An oil painting by Thomas Kinkade
One of the best reasons to look at art is it teaches us how to enjoy our eyes. Paintings are always lessons in seeing. Really good paintings simply help you have a lot more fun.
Thomas Kinkade, probably one of the best known American artists and certainly one of the best marketed, passed away in the spring of 2012. Kinkade called himself "The Painter of Light", a slogan that had a certain ring to it. Kinkade's ubiquitous images are likely some of the first paintings most Americans were likely to have stumbled across. But if one keeps looking, there are probably other artists who have a great deal more to say to us about painting light with real authenticity.

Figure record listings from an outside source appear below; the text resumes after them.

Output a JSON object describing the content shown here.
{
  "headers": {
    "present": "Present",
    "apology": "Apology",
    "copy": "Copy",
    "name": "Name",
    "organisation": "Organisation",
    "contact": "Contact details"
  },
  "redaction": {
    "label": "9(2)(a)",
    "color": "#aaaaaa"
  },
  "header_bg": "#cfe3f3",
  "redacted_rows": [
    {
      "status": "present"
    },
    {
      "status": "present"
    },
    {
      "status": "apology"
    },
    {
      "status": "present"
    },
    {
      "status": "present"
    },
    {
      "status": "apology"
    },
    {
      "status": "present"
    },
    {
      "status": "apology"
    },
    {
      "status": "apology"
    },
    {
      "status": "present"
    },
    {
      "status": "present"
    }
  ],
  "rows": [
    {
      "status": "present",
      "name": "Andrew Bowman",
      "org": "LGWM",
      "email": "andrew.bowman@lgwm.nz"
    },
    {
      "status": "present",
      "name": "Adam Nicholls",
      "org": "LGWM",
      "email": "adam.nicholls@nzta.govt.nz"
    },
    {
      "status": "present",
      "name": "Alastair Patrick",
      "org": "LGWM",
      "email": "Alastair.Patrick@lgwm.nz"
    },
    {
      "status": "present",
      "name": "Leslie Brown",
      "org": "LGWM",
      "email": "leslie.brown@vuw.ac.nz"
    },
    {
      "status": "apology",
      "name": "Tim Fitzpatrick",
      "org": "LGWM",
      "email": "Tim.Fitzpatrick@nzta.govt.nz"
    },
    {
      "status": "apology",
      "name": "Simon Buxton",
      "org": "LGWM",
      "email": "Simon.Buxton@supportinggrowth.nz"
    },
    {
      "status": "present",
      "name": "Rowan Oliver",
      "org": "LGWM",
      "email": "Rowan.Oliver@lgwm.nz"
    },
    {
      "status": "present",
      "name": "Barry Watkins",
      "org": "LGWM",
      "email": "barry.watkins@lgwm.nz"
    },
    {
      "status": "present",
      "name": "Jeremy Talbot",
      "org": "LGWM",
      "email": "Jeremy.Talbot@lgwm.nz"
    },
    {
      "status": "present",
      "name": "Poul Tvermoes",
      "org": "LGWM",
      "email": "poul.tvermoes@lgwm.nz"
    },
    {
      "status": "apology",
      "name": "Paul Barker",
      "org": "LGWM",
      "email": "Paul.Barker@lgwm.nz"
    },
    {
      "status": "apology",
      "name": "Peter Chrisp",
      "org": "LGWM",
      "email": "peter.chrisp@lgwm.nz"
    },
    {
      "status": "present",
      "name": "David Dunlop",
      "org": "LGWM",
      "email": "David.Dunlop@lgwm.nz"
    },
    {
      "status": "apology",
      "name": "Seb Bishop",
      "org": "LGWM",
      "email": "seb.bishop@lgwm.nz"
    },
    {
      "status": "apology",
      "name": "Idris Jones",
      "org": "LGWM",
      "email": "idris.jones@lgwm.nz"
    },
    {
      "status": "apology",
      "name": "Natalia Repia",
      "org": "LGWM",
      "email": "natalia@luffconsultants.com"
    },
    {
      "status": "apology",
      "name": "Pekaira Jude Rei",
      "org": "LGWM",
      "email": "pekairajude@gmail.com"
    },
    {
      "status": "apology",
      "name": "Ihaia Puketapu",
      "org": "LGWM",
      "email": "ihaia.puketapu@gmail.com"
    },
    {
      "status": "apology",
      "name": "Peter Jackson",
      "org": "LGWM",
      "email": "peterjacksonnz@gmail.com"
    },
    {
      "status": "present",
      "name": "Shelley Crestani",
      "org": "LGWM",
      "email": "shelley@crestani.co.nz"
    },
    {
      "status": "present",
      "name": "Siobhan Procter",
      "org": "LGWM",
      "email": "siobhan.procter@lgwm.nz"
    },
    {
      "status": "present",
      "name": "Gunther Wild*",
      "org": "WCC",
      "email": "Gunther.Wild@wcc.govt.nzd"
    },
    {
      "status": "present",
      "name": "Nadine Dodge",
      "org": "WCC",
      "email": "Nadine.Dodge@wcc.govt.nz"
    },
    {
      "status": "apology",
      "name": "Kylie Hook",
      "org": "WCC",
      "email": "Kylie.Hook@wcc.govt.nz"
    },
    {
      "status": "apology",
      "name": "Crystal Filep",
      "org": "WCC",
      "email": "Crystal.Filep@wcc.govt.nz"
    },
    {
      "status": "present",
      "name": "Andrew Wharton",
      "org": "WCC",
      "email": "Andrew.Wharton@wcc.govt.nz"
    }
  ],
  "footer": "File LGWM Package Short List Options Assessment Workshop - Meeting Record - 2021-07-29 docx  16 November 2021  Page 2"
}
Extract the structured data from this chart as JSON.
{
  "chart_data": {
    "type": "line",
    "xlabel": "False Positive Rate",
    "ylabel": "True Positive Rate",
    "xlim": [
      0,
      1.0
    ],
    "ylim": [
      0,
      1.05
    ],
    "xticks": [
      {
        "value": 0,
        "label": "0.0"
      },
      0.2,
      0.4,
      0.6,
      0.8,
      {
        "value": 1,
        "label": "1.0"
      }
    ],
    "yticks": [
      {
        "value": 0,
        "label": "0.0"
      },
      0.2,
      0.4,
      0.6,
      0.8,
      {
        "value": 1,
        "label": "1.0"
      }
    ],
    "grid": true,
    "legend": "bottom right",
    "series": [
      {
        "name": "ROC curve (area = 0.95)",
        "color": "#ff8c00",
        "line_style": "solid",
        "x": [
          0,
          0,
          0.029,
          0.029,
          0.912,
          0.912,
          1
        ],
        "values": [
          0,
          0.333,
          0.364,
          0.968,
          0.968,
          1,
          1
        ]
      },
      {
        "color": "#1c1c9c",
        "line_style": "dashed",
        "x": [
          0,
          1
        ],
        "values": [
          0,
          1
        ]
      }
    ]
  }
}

Longtime readers of this blog won't be surprised if I offer Edward Hopper as an alternative. Comparing the two landscapes above is revealing of some of the deeper essentials of painting.
If painting is primarily about seeing who can report on the most facts, I think the Kinkade wins the race to pile up the most details.
To me though art delivers meaning by telling us how things feel rather than just what we are looking at. Hopper's work to me isn't as sweetly reassuring, but instead offers a little surprise in what he selects to show us. And select he does, leaving out most of the essential facts so they won't distract us.
Color wise, Kinkade has intense versions of yellow, orange, red, blue green and a blue violet. It's a bit like an insecure cook adding a dash of every spice in the kitchen hoping to ramp up tonight's dinner. The Hopper in comparison narrows down its hues to mostly greys, yellows and greens. The painter has a confidence that he can do a lot employing fewer but better chosen tools.
For one example, look at the role Hopper assigns to the color white. The sides of the house are a warm yellow-white that he contrasts against the strikingly cool white of the illuminated sign. Playing with subtle gradations of warm and cool within a color can provide a quiet and dignified expressiveness. It makes you feel you're seeing details that aren't even there.
Lastly, Hopper's Rooms for Tourists, embraces the night to make what light he does give us have a dramatic story to tell. A few key forms are pushed forward into our attention- the cool illuminated sign, the inviting parlor we glimpse through the big window. But everything else is pushed back towards the shadows, making us wonder a bit about these other less described spaces. There's a little touch of mystery to Hopper's night. Hopper I think more than most painters grasped the expressive power of light and shadow. He understood that it is the interplay of light and dark that lend each other their true meaning.
Hopper shared with us both what he found beautiful (very often the effects of light) with what he found unexpected and sometimes even a little unsettling in the world. I think he was saying to us that we are meant to pay attention, that living fully doesn't mean closing one's eyes to what isn't anticipated or to what doesn't make us immediately comfortable. Always in a Hopper there is a magical richness of color or a drama to the light. But also we find composition designed to shake us up a little to make sure we open our eyes good and wide.